24 Eylül 2024 Salı

Bursa’da işçi sınıfı ve devrimin güncelliği paneli

Atılım Gazetesinin 25. yılı dolayısıyla gerçekleştirilen panelde konuşan sosyalist yazar Mukaddes Erdoğdu Çelik, sınıf çelişkisi yanında cins çelişkisini okumayan bir tarih-toplum okumasının dönüştürücü gücünü yitirerek zayıfladığını vurguladı. 
 

Atılım Gazetesinin 25. yıl dönümü dolayısıyla Bursa’da “İşçi Sınıfı ve Devrimin Güncelliği” başlıklı panel gerçekleştirildi. Sosyalist yazar Mukaddes Erdoğdu Çelik ve Atılım Gazetesi yazarı Deniz Bakır’ın konuşmacı olarak katıldığı panel, devrim şehitleri için yapılan saygı duruşunun ardından, ESP adına yapılan konuşmayla başladı.

Atılım şahsında komünist hareketin 25 yıllık direniş çizgisi ve geleneğine dair vurguların yapıldığı konuşmada, işçi sınıfıyla komünist hareketin buluşmasının önemine değinildi. Rojava devrimini boğma amaçlı geliştirilen sömürgeci ve emperyalist kuşatmaya karşı direnişe ses verme çağrısı yapıldı.

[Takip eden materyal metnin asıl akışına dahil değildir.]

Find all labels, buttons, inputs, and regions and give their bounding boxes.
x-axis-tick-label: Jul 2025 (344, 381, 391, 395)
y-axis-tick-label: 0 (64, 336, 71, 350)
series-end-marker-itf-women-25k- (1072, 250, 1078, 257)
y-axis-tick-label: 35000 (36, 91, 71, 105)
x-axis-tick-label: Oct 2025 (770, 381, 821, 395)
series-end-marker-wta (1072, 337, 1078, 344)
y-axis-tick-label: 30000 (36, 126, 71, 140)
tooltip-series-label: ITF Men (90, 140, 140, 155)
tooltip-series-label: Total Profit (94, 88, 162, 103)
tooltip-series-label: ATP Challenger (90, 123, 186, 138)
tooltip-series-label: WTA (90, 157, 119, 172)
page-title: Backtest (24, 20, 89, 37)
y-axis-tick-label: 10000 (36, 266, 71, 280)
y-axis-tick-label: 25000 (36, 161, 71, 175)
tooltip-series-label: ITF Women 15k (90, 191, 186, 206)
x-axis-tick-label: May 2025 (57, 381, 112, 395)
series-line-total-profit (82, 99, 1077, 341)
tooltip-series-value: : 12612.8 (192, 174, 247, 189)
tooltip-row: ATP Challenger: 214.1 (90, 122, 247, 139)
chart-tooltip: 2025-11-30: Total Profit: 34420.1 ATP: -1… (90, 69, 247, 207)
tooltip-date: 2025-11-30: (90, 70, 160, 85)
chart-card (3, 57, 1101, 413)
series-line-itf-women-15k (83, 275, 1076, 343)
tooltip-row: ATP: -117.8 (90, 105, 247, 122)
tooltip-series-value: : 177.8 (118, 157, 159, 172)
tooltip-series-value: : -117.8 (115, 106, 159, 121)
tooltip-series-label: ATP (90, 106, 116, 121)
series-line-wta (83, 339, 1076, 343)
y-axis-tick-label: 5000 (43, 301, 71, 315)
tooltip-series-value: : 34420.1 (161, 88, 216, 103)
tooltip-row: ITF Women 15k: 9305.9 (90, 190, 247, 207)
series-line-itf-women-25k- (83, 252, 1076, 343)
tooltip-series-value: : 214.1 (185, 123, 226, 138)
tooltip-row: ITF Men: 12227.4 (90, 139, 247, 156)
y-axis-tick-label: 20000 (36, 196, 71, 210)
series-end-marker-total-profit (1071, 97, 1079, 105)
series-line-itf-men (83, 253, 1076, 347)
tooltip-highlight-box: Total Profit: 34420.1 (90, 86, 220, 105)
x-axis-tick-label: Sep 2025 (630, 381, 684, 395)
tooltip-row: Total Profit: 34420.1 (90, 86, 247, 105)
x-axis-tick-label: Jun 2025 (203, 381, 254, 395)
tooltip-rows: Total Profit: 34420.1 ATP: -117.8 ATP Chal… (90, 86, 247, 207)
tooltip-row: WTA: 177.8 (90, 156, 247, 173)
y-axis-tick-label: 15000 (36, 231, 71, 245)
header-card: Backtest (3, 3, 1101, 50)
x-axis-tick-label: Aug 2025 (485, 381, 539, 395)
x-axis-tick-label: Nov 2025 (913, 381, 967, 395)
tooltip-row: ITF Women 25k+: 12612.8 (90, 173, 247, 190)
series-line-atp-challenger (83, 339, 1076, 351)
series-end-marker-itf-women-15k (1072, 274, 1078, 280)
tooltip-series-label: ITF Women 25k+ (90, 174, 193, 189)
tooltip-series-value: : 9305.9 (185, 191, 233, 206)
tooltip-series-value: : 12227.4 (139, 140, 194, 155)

ÖZNE OLARAK KOMÜNİSTLERE BU DÖNEMDE ÖZEL BİR ROL DÜŞÜYOR
Atılım Gazetesi yazarı Deniz Bakır, Atılım’ın 25. direniş yılını vurgulayarak konuşmasına başladı. İşçi sınıfı hareketini tarihsel misyonu ile buluşturacak olanın komünist öncünün her gün hayatın ve dünyanın dört yanında ortaya çıkan çelişkilerin ürünü olan hareketle ilişkisi olduğunu söyleyen Bakır, işçi sınıfı ve ezilenlerin 90’lardan bu yana geliştirdiği ayaklanmalardan örnekler verdi. Halihazırda dünyanın 40 ülkesinde ayaklanma ve geniş çaplı kitle direnişlerinin ve diğer taraftan da emperyalist kapitalist sistemin varoluşsal krizinin derinleştiğine dair bir dizi gelişmenin yaşandığını vurgulayan Bakır, devrimin tüm küreyi saran bir gerçeklik olarak insanlığın önüne geldiğini söyledi. İşçi sınıfının tarihsel bir özne olarak bu hareketi kucaklayarak sonucuna ulaştırabilecek sınıf olarak işaret eden Bakır, komünistlere bu bakımdan özel bir rol düştüğünü söyledi.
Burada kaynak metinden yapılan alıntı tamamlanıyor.